Anwältin: Andrew soll nun alles offenlegen
In einem BBC-Interview am vergangenen Wochenende hatte Andrew versucht, sich zu rechtfertigen, geriet aber stattdessen noch stärker in die Kritik. Zweifel an seiner Glaubwürdigkeit weckte unter anderem ein Brief seines ehemaligen Privatsekretärs an die Tageszeitung „Times“. Darin heißt es, Andrew habe Epstein Anfang der 1990er-Jahre kennengelernt. Der Prinz hatte der BBC aber gesagt, er habe Epstein erstmals 1999 getroffen.

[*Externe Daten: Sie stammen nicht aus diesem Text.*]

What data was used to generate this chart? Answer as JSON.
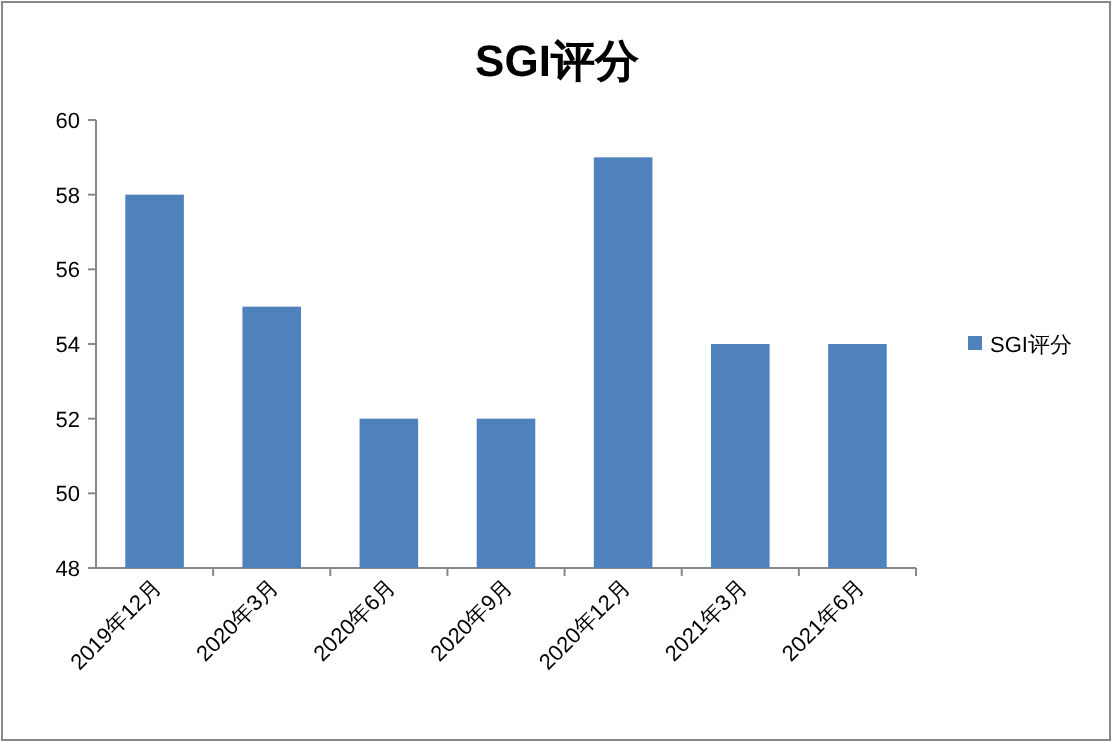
{
  "chart_data": {
    "type": "bar",
    "title": "SGI评分",
    "categories": [
      "2019年12月",
      "2020年3月",
      "2020年6月",
      "2020年9月",
      "2020年12月",
      "2021年3月",
      "2021年6月"
    ],
    "series": [
      {
        "name": "SGI评分",
        "color": "#4f81bd",
        "values": [
          58,
          55,
          52,
          52,
          59,
          54,
          54
        ]
      }
    ],
    "ylim": [
      48,
      60
    ],
    "yticks": [
      48,
      50,
      52,
      54,
      56,
      58,
      60
    ],
    "grid": false,
    "legend": "right"
  }
}
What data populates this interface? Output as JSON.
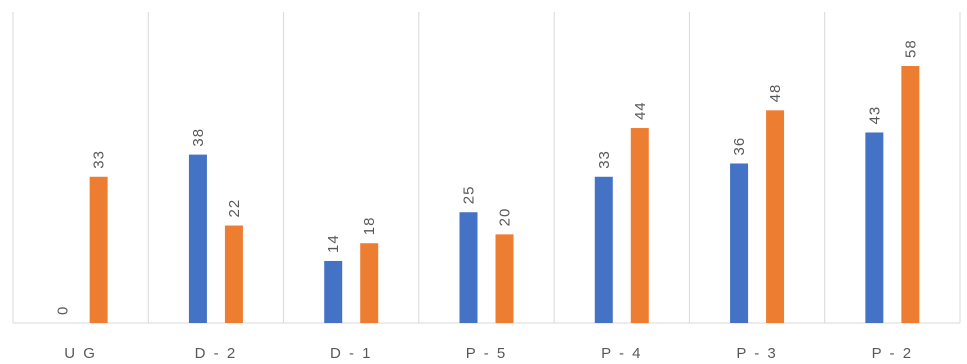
{
  "chart_data": {
    "type": "bar",
    "categories": [
      "U G",
      "D - 2",
      "D - 1",
      "P - 5",
      "P - 4",
      "P - 3",
      "P - 2"
    ],
    "series": [
      {
        "values": [
          0,
          38,
          14,
          25,
          33,
          36,
          43
        ],
        "color": "#4472C4"
      },
      {
        "values": [
          33,
          22,
          18,
          20,
          44,
          48,
          58
        ],
        "color": "#ED7D31"
      }
    ],
    "ylim": [
      0,
      58
    ],
    "grid": "vertical category separators",
    "data_labels": "rotated, above bars"
  }
}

Ausgestanden ist die Sache mit dem Machtwort der Queen aber noch lange nicht. Die Opfer von Epstein fordern von Prinz Andrew, er möge nun wirklich schnellstens in den USA beim FBI seine Aussage machen und die Wahrheit sagen. Die Opferanwältin Lisa Bloom will den Prinzen befragen und erklärte: „Andrew und seine Mitarbeiter müssen mit den Ermittlern zusammenarbeiten, zu zivilrechtlichen Entscheidungen und Gerichtsverfahren erscheinen und alle Dokumente vorlegen. Niemand steht über dem Gesetz und jeder sollte Fragen beantworten müssen.“

Jeder, der sachdienliche Hinweise zu dem Fall des wegen vielfachen Missbrauchs von Minderjährigen und Sexhandels verdächtigen Epstein machen könne, müsse befragt werden - und Prinz Andrew „hat ganz klar sachdienliche Informationen“, sagte die Anwältin. Es sei bekannt, dass der Prinz „zahlreiche Kontakte mit Jeffrey Epstein und (dessen Vertrauter) Ghislaine Maxwell hatte“. Deshalb solle er nicht nur von den Ermittlern, sondern auch von den Opferanwälten befragt werden. Bloom forderte die Mitarbeiter von Prinz Andrew auf, „Informationen und Beweismittel“ wie E-Mails, Telefonlisten, Kalender und Reiseunterlagen auszuhändigen. Bloom wirft dem Prinzen vor, in dem am Samstag ausgestrahlten BBC-Interview „keinerlei Mitgefühl mit den Opfern gezeigt zu haben“.

Royal-Experten sind unterdessen der Meinung, dass auch die Queen noch weitere Schritte setzen soll. 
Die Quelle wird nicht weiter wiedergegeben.